DR Congo army launches ‘large-scale operations’ against militias in Beni territory

Democratic Republic of Congo’s army said Thursday, October 31 that it had launched “large-scale operations” against armed militias in the country’s troubled east.

“The DRC armed forces launched large-scale operations overnight Wednesday to eradicate all domestic and foreign armed groups that plague the east of the country and destabilize the Great Lakes region,” General Léon Richard Kasonga, spokesperson of the Armed Forces of DR Congo (FARDC), told AFP.

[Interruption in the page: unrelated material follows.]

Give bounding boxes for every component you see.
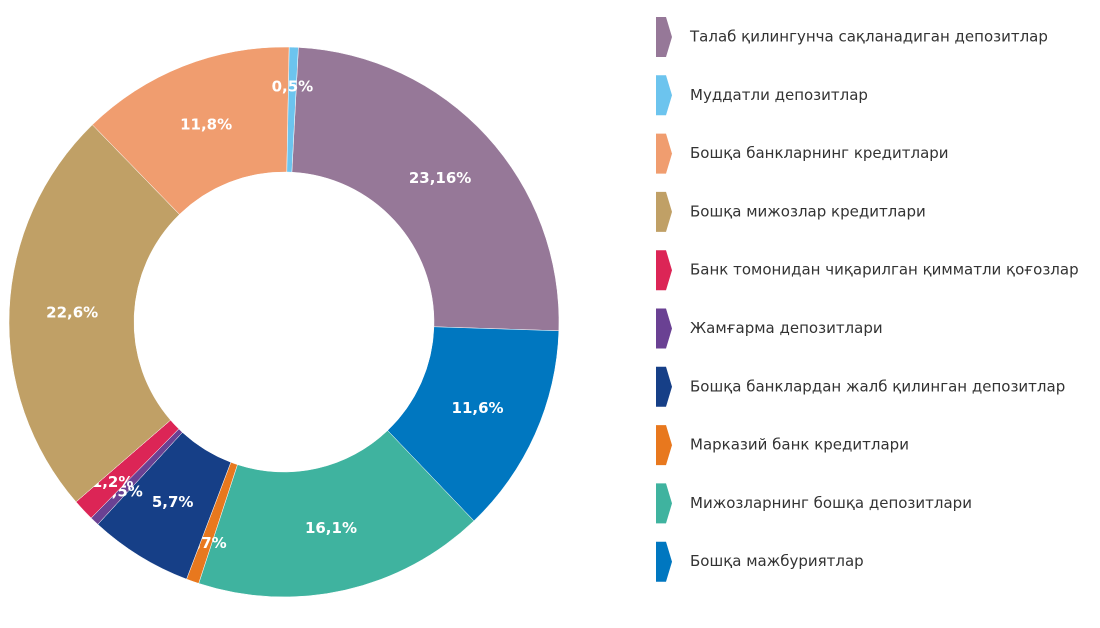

“The operation was launched from Nyaleke [in Beni territory], where artillery shelled rebel positions,” he said. “Ground troops have been engaged since this morning.”

The FARDC tweeted that “a series of large-scale operations against ADF militiamen in Beni territory as well as satellite armed groups” had been launched.

“These operations will be conducted by our army without any foreign support,” it added.

Five Great Lakes countries – the Democratic Republic of Congo, Burundi, Rwanda, Tanzania, Uganda – decided last week to coordinate their military operations in the region, AFP reported.

MONUSCO, the United Nations peacekeeping mission in DR Congo, has supported Congolese troops in the region, but has ruled out giving any support to foreign forces.

“We have no mandate to support foreign forces who enter the DRC,” MONUSCO head Leila Zerrougui said last week.

The Congolese army shared a video with the media showing tanks firing shells and soldiers taking positions on a dirt road in a mostly deserted village. Scattered gunfire could be heard in the background.

Actualite.cd reported that distant detonations of heavy weapons could be heard from the city of Beni on Wednesday night.

The impoverished central African country has been wracked by conflict near its eastern border, with many of the militias having evolved from the two Congo wars (1996-1997 and 1998-2003).

The Beni region, in the North Kivu province which borders Uganda and Rwanda, has been particularly affected by militia violence.

Among the militias troubling the Kivu area are the Allied Democratic Forces, an Islamist-rooted Ugandan armed group that has been linked to Islamic State Central Africa Province, and the Democratic Forces for the Liberation of Rwanda (FDLR).

Both groups have been blamed for a string of atrocities in eastern DRC, but they are also a source of political friction between the DRC and its neighbors because of their cross-border nature.

The Congolese army has in recent weeks been significantly increasing the number of personnel in the Beni region. Earlier this month, the government said there were 21,000 soldiers in Beni, almost doubling the forces previously deployed. President Felix Tshisekedi ordered the increase “to launch a final assault against all national and foreign armed groups with a view to restoring total peace in the Far North.”

DR Congo’s government has in the past accused neighboring governments of seeking to destabilize the country, while those accused have in turn have said DRC is a haven for groups that oppose them.